Indeed, others have already commentated upon the personal links between Reed and Beatty, not only in their personal circumstances but also in their political and philosophical outlooks. Reed was a writer; Beatty is a film-maker. At what point does the artist - the writer, the film-maker - become a polemicist? I am not unsympathetic to Reed's/Beatty's political views, and the story of how Reed, an American left-wing journalist ended up in Russia to report on the revolution, is one of immense interest, especially as he not only has to wrestle with contrary opinions and facts of everyday life but also has to wrestle with his own beliefs and conscience. But over three hours?

What helps me forgive Beatty his apparent self-indulgence are the witnesses.
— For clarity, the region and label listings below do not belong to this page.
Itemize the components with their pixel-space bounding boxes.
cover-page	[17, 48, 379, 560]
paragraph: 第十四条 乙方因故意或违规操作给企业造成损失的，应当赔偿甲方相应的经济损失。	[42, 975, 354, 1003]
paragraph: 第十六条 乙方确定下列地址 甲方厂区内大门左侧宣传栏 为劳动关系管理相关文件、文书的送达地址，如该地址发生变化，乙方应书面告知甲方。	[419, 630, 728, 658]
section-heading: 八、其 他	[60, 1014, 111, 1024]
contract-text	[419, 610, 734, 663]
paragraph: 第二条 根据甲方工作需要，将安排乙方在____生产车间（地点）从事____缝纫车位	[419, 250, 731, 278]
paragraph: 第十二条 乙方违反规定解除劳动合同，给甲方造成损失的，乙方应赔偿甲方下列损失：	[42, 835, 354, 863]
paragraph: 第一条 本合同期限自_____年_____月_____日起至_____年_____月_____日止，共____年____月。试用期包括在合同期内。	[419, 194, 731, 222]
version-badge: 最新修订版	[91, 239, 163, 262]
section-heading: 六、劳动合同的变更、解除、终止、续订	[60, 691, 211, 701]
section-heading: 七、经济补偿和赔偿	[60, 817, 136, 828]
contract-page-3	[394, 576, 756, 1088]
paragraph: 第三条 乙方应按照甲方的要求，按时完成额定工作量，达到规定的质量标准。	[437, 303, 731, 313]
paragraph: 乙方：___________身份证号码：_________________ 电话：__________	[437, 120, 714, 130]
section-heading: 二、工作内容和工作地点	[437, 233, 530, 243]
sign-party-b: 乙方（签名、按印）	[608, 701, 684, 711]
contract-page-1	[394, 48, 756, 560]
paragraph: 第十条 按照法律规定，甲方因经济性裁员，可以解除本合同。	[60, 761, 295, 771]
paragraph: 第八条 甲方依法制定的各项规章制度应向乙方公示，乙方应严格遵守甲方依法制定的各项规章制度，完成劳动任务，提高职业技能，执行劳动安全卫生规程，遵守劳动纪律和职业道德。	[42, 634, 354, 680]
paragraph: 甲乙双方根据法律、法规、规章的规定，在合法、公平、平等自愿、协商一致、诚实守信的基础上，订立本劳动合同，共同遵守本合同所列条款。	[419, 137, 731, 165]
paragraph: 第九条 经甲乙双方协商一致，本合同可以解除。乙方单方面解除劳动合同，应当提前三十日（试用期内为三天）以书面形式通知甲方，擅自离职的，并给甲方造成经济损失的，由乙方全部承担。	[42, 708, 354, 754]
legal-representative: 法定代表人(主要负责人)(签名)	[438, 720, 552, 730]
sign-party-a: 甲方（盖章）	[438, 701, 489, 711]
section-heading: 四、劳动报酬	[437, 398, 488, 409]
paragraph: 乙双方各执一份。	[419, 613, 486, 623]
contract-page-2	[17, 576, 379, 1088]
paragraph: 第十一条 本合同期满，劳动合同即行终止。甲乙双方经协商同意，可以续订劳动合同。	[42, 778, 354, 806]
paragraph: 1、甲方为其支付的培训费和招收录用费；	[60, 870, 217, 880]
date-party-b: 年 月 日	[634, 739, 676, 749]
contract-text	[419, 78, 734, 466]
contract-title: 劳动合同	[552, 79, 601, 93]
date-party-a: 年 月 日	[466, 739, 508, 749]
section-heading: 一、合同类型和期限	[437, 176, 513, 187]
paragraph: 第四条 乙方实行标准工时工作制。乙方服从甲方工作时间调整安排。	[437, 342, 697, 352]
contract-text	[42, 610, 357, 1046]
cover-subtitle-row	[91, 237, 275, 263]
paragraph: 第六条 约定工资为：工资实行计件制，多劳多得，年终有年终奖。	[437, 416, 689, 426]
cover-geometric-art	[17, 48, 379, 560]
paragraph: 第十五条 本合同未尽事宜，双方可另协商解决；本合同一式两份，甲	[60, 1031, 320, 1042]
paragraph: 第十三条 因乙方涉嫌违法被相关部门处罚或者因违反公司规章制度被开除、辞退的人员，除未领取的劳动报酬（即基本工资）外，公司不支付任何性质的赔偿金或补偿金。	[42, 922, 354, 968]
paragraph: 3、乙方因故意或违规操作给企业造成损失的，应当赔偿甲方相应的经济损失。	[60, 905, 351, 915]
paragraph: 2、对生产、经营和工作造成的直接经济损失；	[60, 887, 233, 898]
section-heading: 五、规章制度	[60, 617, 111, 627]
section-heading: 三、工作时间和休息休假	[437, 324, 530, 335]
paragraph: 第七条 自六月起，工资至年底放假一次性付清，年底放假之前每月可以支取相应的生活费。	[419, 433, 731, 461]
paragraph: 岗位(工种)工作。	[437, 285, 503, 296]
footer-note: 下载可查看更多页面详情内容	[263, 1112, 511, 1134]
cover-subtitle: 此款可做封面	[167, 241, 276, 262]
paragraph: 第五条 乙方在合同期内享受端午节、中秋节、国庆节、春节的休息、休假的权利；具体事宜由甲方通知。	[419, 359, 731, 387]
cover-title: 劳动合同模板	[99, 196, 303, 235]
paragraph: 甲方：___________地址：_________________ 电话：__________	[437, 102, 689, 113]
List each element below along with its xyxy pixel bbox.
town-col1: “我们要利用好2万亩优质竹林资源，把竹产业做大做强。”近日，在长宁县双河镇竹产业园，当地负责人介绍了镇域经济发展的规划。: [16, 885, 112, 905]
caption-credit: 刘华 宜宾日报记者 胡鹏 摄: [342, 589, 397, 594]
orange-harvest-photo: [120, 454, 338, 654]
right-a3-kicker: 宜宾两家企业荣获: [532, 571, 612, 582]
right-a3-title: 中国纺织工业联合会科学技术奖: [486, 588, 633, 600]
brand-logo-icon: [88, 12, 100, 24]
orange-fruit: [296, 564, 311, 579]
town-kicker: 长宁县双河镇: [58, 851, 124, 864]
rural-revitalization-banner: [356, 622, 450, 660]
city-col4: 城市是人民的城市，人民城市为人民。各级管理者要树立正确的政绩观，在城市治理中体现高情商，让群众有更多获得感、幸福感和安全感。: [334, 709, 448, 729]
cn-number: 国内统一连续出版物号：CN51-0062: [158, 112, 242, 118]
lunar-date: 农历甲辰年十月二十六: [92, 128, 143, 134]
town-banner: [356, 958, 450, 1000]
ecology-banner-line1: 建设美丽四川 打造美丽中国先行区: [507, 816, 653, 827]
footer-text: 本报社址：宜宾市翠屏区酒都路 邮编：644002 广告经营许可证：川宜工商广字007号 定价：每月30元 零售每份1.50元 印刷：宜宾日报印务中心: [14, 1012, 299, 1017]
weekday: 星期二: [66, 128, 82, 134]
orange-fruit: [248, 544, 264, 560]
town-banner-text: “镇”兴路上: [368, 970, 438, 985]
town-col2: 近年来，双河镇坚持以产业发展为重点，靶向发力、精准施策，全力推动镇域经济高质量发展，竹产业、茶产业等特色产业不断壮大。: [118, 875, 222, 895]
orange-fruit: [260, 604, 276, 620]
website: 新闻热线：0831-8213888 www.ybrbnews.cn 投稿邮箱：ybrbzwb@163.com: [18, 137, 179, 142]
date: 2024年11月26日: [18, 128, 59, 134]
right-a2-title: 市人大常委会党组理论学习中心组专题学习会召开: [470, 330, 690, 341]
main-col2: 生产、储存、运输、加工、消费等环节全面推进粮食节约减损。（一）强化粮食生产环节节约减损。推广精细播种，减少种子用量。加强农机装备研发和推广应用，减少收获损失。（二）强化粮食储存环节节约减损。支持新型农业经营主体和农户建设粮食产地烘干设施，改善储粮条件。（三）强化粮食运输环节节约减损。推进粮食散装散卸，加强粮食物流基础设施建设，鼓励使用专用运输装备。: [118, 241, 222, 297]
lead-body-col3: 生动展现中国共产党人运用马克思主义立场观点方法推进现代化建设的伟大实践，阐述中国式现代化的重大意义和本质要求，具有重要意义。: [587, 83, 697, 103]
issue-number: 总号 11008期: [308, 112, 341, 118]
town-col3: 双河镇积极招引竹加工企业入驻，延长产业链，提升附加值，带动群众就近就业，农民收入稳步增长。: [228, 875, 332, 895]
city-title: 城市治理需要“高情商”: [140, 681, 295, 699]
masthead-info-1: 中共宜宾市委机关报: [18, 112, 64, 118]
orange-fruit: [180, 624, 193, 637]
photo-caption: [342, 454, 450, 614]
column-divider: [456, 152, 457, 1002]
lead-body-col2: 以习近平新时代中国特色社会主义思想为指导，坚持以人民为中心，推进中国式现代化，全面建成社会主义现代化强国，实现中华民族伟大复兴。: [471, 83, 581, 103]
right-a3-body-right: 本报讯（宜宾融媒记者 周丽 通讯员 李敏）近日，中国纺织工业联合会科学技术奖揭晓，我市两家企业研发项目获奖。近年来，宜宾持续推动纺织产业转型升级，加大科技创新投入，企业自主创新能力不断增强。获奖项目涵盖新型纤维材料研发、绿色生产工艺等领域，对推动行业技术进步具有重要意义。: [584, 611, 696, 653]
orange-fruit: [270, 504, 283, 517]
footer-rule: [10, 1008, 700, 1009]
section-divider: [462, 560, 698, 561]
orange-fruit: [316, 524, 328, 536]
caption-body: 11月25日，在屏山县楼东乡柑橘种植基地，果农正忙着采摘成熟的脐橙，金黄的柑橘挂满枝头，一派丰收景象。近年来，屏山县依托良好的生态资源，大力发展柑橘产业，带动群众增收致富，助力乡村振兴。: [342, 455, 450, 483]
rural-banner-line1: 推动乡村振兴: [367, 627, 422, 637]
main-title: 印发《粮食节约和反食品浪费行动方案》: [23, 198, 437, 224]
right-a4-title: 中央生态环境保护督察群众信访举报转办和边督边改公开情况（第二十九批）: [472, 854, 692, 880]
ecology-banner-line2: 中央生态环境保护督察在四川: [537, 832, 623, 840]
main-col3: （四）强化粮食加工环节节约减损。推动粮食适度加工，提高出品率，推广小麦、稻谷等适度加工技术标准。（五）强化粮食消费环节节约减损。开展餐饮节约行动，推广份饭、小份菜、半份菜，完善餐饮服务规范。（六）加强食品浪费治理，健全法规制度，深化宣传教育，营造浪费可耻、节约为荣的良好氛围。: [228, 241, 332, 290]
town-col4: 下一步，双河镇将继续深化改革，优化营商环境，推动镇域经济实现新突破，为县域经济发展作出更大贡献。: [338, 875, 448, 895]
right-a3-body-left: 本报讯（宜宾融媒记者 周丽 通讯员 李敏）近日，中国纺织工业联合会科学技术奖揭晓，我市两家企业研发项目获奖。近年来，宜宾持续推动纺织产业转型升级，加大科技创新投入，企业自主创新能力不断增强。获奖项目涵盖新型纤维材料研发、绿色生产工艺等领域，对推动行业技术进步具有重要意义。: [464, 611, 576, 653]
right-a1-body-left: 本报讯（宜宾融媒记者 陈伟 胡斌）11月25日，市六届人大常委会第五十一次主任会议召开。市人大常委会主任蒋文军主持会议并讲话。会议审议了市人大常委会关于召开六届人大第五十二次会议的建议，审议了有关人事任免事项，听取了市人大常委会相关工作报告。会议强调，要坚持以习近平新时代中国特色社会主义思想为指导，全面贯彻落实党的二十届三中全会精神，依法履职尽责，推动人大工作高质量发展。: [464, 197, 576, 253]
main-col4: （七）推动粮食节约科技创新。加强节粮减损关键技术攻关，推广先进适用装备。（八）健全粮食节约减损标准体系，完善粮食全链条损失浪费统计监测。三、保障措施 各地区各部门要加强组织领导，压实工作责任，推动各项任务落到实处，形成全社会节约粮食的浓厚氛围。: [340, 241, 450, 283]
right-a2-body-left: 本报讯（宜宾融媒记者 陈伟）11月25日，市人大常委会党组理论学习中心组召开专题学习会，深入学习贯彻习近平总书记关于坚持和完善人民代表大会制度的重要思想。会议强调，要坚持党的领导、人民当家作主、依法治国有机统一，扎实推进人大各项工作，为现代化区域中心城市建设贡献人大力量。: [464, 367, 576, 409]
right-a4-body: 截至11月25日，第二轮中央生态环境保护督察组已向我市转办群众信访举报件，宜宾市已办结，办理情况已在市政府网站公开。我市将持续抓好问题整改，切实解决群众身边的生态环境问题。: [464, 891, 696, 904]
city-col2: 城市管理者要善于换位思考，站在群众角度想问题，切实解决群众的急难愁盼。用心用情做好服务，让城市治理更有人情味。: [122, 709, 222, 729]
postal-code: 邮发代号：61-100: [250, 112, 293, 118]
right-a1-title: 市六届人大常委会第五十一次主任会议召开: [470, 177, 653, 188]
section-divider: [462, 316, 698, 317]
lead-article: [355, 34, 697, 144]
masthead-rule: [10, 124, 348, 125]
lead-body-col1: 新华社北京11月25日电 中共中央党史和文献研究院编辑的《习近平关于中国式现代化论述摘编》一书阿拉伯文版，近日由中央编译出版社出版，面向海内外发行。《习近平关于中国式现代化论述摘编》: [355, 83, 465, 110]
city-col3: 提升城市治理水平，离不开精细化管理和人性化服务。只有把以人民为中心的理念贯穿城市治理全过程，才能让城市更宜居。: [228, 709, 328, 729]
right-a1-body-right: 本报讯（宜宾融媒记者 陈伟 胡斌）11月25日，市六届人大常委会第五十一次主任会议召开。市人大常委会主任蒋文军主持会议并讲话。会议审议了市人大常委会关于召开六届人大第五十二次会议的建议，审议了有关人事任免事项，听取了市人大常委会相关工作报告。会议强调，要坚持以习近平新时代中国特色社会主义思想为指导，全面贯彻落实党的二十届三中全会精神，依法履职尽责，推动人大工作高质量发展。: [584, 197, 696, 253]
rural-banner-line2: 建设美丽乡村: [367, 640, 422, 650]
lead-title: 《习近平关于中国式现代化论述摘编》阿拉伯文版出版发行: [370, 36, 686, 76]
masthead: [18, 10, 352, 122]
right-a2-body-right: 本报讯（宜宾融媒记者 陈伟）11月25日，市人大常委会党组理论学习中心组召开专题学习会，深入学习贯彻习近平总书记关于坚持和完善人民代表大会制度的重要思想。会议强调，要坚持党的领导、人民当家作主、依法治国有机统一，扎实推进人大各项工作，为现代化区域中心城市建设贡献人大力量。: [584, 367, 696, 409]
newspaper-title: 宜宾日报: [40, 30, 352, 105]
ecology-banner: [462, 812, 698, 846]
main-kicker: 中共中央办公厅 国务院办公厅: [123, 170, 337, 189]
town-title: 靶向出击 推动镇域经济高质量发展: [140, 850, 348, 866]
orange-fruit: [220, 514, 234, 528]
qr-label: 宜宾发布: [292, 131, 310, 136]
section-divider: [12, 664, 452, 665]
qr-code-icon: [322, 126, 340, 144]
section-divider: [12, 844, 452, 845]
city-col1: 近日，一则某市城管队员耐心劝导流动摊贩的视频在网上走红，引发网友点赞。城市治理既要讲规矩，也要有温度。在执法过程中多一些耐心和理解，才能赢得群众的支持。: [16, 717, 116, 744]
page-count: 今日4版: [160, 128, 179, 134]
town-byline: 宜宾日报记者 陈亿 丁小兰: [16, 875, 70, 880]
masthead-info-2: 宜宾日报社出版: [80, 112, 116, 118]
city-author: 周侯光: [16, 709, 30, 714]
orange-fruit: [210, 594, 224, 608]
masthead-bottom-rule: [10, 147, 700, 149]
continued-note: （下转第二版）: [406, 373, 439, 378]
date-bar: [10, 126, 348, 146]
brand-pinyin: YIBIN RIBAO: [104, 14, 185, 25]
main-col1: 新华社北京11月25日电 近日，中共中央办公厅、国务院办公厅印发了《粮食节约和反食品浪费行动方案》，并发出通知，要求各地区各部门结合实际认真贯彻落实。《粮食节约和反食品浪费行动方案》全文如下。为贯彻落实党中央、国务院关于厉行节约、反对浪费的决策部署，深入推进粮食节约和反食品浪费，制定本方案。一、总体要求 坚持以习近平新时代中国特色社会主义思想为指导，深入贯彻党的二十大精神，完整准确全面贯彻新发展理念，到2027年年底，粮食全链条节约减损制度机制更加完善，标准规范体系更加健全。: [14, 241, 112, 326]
At the very start and throughout the following 188 minutes, the film interweaves the testimonies of those who lived through these years and knew Jack Reed personally. They speak direct to the camera in front of a plan black background, telling their fascinating stories and anecdotes. They are not a Greek chorus, but rather witnesses to the story's own veracity. They are touching, brutal, funny and charming. They break up the unwieldy canvas into manageable pieces, allowing the viewer space to breathe and reflect. Without them, the movie would lose much of its fascination.

Finally, for those wondering whether the extras on the 25th anniversary edition are worth the investment, well yes, they are! They comprise a series of interlocking films. Many of the stars and of the production team are interviewed and can give their considered opinions of their work after a quarter century's reflection. Naturally, Warren Beatty dominates proceedings, but it was his project after all: actor, screenwriter, director and producer. And it's welcome to experience his self-deprecating manner. These films are, in order: "The Rising" (how the film came about); "Comrades" (the cast); "Testimonials" (the witnesses); "The march" (locations and cinematography); "Revolution" (filming the big scenes); and "Propaganda" (music and other postproduction).

All in all, then, a finely flawed film of epic proportions.